Following the initial thanksgiving feast in 1621, the relationship between the Pilgrims and the Wampanoag significantly deteriorated. Various sources confirm that a series of conflicts, misunderstandings, and deceptions led to a decline in their rapport, ultimately culminating in the brutal King Philip’s War in 1675-76, named after the English name given to the Wampanoag chief Metacomet. The war, amongst the deadliest in American history, devastated the Wampanoag people and permanently altered the balance of power in favor of the English settlers.
Despite these devastating realities connected to the first Thanksgiving, the evolution into a national holiday took root during the American Revolution. According to historical archives, the Continental Congress declared a day of thanksgiving after the American victory at Saratoga in 1777. However, Thanksgiving was not yet established as an annual event, and subsequent declarations were made sporadically in case of notable victories.
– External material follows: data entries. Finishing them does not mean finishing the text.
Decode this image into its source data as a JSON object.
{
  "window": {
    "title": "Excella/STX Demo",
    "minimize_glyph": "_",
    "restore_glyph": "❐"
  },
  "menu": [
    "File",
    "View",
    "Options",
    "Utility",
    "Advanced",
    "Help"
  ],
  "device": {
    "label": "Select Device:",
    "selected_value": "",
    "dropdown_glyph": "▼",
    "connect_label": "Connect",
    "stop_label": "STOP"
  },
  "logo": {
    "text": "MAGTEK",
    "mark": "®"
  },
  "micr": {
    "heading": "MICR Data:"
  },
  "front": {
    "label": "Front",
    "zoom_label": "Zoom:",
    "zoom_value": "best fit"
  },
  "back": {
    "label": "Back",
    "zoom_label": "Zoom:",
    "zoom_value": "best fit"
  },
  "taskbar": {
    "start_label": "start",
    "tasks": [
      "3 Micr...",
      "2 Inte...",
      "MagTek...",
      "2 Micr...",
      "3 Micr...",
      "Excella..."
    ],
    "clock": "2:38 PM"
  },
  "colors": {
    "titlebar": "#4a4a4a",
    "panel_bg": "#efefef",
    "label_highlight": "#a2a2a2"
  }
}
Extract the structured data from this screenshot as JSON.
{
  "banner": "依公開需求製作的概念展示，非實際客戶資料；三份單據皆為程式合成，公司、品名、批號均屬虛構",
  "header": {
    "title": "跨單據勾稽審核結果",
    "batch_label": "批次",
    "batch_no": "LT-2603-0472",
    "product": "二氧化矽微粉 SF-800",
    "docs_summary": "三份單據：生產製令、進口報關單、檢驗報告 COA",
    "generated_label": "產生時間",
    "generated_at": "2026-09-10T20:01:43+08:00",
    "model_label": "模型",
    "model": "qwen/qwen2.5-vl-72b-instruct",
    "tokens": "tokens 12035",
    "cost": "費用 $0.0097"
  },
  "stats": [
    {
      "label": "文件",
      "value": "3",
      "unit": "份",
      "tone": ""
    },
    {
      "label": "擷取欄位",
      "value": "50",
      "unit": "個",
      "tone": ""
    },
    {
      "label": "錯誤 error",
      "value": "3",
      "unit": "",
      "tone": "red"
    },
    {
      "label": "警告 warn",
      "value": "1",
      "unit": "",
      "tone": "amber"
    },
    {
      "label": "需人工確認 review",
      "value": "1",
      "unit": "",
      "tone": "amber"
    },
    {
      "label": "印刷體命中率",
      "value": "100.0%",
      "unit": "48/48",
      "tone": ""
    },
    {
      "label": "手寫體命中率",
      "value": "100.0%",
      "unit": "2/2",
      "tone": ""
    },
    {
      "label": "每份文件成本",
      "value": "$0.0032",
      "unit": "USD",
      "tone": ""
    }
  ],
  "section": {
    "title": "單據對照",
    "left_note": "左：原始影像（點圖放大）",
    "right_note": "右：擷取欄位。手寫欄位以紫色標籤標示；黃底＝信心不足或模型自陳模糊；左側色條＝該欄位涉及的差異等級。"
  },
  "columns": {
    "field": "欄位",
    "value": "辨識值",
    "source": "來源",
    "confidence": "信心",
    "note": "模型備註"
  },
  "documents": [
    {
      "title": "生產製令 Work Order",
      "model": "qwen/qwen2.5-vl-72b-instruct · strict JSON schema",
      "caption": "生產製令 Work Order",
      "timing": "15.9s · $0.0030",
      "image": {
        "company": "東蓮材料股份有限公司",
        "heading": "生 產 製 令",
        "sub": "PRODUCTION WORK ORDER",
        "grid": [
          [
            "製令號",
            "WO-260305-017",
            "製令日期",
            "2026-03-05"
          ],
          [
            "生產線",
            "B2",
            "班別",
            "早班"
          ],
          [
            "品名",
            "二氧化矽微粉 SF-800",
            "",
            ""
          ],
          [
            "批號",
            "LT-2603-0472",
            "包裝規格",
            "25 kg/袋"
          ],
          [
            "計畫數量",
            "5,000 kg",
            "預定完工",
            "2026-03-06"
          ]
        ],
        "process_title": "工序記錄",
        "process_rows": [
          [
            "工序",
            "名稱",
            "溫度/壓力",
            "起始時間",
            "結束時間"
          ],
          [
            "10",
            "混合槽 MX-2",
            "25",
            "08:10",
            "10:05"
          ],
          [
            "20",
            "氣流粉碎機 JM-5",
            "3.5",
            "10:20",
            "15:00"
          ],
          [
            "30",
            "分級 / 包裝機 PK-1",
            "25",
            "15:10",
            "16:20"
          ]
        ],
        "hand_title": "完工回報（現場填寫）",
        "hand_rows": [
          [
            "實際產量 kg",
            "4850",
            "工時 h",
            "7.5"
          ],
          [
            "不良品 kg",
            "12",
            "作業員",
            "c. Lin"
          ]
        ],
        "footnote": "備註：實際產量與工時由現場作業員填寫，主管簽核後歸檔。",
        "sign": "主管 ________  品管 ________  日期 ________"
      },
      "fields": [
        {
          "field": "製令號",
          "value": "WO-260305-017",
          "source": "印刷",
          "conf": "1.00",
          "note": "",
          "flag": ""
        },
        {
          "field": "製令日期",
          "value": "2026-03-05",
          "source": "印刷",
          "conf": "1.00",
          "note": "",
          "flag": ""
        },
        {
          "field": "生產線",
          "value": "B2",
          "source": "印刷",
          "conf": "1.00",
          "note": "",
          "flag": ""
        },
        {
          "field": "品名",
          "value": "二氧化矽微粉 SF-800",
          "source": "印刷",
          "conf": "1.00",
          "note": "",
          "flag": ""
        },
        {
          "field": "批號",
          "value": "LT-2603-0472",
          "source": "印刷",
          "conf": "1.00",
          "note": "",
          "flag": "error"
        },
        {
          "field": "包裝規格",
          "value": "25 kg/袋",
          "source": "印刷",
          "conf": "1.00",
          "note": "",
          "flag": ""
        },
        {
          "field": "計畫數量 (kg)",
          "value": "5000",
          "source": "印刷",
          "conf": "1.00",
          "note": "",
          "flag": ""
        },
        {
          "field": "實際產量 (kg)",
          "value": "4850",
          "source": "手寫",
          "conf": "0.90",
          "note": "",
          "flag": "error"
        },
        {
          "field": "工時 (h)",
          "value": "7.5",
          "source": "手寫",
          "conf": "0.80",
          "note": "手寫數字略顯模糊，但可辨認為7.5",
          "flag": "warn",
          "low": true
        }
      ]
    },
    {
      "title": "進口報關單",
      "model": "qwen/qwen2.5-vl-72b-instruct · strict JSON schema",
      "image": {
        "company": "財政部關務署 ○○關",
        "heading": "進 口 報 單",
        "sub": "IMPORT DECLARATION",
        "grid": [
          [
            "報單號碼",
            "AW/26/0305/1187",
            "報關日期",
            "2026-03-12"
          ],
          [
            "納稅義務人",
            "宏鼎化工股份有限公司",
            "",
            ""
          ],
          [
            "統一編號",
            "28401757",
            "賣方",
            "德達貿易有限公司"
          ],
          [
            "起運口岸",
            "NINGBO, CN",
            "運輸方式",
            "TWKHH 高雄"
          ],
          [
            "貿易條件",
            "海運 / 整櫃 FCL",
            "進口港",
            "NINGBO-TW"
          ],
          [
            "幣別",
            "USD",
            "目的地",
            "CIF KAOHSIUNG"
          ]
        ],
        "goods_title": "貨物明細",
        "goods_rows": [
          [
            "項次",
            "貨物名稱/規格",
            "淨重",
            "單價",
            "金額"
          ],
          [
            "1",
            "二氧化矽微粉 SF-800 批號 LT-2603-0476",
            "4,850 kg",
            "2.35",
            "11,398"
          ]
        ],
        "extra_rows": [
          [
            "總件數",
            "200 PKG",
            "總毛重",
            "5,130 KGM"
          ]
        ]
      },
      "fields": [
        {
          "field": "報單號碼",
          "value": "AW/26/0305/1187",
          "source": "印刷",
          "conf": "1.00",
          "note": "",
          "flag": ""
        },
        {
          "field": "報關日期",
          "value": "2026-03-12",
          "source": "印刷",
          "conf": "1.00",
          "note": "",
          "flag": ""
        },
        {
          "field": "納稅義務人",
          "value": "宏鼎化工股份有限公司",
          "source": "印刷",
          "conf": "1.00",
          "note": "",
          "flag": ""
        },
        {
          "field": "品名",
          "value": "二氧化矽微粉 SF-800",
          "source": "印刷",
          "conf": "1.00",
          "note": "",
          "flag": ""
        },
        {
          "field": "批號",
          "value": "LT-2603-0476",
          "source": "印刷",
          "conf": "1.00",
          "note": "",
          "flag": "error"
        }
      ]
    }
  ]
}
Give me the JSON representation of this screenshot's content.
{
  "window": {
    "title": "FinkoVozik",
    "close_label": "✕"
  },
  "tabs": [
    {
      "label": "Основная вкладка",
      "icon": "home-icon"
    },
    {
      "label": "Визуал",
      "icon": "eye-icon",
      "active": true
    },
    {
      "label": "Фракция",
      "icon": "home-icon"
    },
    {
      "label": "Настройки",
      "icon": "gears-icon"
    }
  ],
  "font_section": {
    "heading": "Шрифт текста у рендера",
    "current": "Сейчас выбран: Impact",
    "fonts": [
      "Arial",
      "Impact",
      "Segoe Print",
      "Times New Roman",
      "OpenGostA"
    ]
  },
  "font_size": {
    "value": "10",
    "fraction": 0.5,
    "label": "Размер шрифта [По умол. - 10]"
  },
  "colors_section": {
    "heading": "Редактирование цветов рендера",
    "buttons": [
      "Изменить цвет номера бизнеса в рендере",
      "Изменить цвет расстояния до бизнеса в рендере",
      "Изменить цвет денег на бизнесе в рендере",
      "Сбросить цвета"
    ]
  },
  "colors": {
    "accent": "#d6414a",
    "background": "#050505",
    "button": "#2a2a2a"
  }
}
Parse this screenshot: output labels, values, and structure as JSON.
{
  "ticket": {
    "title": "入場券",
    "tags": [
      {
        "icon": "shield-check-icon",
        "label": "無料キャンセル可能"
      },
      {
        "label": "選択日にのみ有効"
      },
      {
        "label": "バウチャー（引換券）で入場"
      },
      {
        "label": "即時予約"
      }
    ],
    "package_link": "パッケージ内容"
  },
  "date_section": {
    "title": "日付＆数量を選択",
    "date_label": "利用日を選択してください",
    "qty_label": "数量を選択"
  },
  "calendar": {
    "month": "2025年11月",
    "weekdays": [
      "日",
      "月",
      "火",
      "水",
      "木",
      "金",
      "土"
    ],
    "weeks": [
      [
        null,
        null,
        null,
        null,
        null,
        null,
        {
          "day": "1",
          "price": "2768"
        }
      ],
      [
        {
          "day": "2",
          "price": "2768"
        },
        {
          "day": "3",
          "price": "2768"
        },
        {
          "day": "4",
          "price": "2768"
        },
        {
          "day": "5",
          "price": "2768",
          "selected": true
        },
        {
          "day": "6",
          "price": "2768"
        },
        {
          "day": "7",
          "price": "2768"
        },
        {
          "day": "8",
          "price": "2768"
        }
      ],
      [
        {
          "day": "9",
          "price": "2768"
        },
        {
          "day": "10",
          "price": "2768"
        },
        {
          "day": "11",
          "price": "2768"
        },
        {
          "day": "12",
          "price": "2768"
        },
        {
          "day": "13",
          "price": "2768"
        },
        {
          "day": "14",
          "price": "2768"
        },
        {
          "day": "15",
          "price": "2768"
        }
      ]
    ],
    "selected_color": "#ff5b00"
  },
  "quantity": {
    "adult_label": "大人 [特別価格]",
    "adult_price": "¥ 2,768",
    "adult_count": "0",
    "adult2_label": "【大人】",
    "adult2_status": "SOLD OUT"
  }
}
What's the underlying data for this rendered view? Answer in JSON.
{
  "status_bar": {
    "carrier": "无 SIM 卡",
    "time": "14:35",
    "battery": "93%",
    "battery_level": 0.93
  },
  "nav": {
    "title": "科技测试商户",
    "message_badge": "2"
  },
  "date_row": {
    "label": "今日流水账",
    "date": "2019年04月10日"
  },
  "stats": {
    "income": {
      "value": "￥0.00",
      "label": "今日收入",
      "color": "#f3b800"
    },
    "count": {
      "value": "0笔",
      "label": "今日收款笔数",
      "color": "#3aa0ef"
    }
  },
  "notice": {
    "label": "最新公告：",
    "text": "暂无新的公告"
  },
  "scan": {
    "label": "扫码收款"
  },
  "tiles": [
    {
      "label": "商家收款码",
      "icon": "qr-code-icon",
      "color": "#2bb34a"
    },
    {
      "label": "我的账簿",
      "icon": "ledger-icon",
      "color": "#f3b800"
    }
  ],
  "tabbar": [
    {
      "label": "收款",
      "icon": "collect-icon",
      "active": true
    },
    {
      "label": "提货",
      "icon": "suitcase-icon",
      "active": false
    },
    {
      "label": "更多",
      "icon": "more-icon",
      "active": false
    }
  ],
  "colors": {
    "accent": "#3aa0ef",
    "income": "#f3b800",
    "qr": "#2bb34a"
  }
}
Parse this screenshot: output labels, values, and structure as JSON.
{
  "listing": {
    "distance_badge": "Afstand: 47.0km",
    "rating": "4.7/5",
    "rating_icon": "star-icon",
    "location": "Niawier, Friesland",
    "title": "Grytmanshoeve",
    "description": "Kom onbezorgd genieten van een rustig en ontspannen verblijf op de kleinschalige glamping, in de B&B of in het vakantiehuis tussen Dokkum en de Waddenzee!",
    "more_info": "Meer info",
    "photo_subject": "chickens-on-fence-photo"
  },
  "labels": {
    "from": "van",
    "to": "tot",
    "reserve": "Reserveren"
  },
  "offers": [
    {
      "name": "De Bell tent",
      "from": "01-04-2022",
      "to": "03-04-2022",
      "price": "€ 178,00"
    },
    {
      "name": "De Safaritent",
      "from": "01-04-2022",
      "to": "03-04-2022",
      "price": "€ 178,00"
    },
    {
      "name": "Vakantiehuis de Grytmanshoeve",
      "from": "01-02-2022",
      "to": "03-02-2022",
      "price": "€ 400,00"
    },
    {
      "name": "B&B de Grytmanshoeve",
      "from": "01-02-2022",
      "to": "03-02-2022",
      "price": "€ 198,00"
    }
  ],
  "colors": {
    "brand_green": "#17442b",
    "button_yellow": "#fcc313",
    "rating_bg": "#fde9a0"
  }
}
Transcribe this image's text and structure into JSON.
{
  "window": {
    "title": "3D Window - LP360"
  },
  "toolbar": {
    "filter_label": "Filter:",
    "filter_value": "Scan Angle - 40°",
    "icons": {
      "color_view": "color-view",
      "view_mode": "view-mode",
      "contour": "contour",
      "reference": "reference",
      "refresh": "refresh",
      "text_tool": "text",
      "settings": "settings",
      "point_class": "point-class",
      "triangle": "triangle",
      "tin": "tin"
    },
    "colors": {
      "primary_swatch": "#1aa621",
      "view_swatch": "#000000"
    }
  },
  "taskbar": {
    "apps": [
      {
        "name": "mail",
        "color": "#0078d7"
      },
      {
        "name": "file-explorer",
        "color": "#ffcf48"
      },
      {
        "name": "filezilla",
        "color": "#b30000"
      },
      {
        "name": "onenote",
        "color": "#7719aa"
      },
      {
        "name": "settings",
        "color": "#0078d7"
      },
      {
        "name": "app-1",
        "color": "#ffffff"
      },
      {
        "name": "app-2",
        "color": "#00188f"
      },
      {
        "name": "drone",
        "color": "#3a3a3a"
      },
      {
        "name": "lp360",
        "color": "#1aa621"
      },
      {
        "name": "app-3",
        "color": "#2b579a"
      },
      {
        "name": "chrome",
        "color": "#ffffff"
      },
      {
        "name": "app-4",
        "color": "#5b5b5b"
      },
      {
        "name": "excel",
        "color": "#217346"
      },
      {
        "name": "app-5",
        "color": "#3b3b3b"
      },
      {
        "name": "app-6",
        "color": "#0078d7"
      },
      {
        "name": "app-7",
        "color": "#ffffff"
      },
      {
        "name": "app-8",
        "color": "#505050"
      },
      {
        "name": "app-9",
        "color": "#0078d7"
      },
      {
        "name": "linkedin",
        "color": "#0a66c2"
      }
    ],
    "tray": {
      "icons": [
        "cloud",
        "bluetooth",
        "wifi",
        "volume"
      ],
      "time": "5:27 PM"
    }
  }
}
The credit for transforming Thanksgiving into an annual nationwide celebration goes to Sarah Josepha Hale, a prominent editor and writer, known for her persistent 17-year campaign to establish the holiday. Hale wrote numerous editorials and sent numerous letters to governors, senators, and presidents advocating for the cause. Finally, in 1863, her efforts bore fruit when President Abraham Lincoln proclaimed Thanksgiving to be a national holiday, marking the last Thursday of November to be a day of Thanksgiving. The objective was to foster unity among American citizens in the middle of the Civil War.
Hence, the evolution of Thanksgiving from its origins to the national holiday we observe today was a complicated journey shaped by a variety of historical events and cultural shifts. The celebration as we know it owes just as much to the early 17th-century communal meals as it does to the tireless efforts of a 19th-century woman activist. As with any historical event, it is essential to recognize the complexities, both rewarding and challenging, that played a part in its conception and acknowledge the profound historical narratives often underrepresented in conventional Thanksgiving depictions.
Through investigations into historical records, primary sources, and careful examination of the social and political dynamics, we gain fresh perspectives on the First Thanksgiving. The relations between the Pilgrims and Native Americans, initially considered harmonious, are found to be more nuanced and turbulent. As we discover the role key figures played in the evolution of this singular event into a national holiday, we gain an understanding of the tradition’s natural evolution. The narrative of Thanksgiving thus holds a mirror to the fabric of the American nation, reflecting both its spirit of resilience and its willingness to engage with its complex past.